Портрет героя - Мюд Мечев
Шрифт:
Интервал:
Закладка:
— Это ваша соседка?
— Да.
— И эта гурия живет в такой дыре?!
— Да, именно в такой.
— А как ее зовут?
— Дуся.
Он о чем-то думает, а потом говорит, но уже совершенно другим тоном:
— А вам я очень хорошо заплачу! И даже продуктами и талонами на дрова.
— Спасибо, — отвечаю я, — но у нас не магазин. Это — наш дом!
Джевад Гасанович смотрит на меня как на круглого дурака.
В тот час, когда начинает смеркаться и на наших улицах наступает тишина, мы с братом стоим у открытого окна.
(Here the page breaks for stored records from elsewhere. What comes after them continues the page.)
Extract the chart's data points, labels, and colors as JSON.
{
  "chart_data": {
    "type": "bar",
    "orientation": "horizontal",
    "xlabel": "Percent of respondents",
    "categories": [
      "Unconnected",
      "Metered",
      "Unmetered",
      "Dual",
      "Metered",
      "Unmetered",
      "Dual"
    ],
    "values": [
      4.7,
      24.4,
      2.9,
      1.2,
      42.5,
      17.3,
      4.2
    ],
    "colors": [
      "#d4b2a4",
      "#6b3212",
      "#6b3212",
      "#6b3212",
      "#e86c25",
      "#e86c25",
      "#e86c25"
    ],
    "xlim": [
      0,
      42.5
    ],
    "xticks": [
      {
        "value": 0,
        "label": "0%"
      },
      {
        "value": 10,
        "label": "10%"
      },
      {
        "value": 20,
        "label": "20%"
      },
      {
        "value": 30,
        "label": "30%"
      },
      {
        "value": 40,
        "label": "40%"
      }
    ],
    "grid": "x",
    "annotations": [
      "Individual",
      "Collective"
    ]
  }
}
— Ты покажешь мне сегодня звезды? — спрашивает он.
— Покажу.
— А они всегда будут гореть?
— Да, они будут гореть так долго, что можно сказать — всегда.
— И они всегда на одном месте?
— Да… Они занимают одно и то же место… и вращаются все вместе, со всей небесной сферой.
И он, вздохнув, смотрит на звезды, а я целую его в макушку.
— Чего ты?
— Я люблю тебя, милый!
XXIV
Поздний вечер. При свете коптилки, освещающей наш большой стол, мы все сидим за ужином. Чайник, пуская клубы пара, стоит на подоконнике. На столе лежит розовая немецкая колбаса, сало и хлеб. Все нарезано тонкими ломтями и красиво разложено на наших старинных тарелках. Бутылка французского вина из запасов дяди Васи тоже стоит на столе, и он наливает всем и даже брату. Но ему совсем немного.
— Ну вот! — говорит дядя Вася. — Мы прощаемся. Я желаю вам всего доброго и хорошего. И помните: победа не за горами! За Сталина! За Родину! За победу.
И мы поднимаем тонкие бокалы. В них, отсвечивая прекрасным гранатовым цветом, искрится настоящее вино. Мы выпиваем, и брат, облизывая губы, говорит:
— Очень вкусно! И что же, французы все время пьют такое?
Но ему никто не отвечает, и он, надувшись, замолкает.
— Дорогой Вася! — говорит мама. — Мы очень рады, что ты приехал к нам! Мы ожили с тобой и с сержантом Митрофановым! — Она поворачивается и делает поклон в сторону Митрофанова. — Больше всего на свете мы желаем, чтобы вы были живы и здоровы! Мы благодарим вас и пьем за наших защитников!
Мы снова поднимаем бокалы. И, глядя на свет коптилки через темное вино, я снова думаю о своем решении, и оно мне кажется единственно верным! Разве мой прадед поступил бы иначе? И мой дед, уверен, поступил бы так же, мой дед, участвовавший в турецкой кампании вместе с бабушкой, которой в то время было девятнадцать лет… И отец, воевавший в первую мировую войну… Все, я думаю, в нашей семье поступили бы только так!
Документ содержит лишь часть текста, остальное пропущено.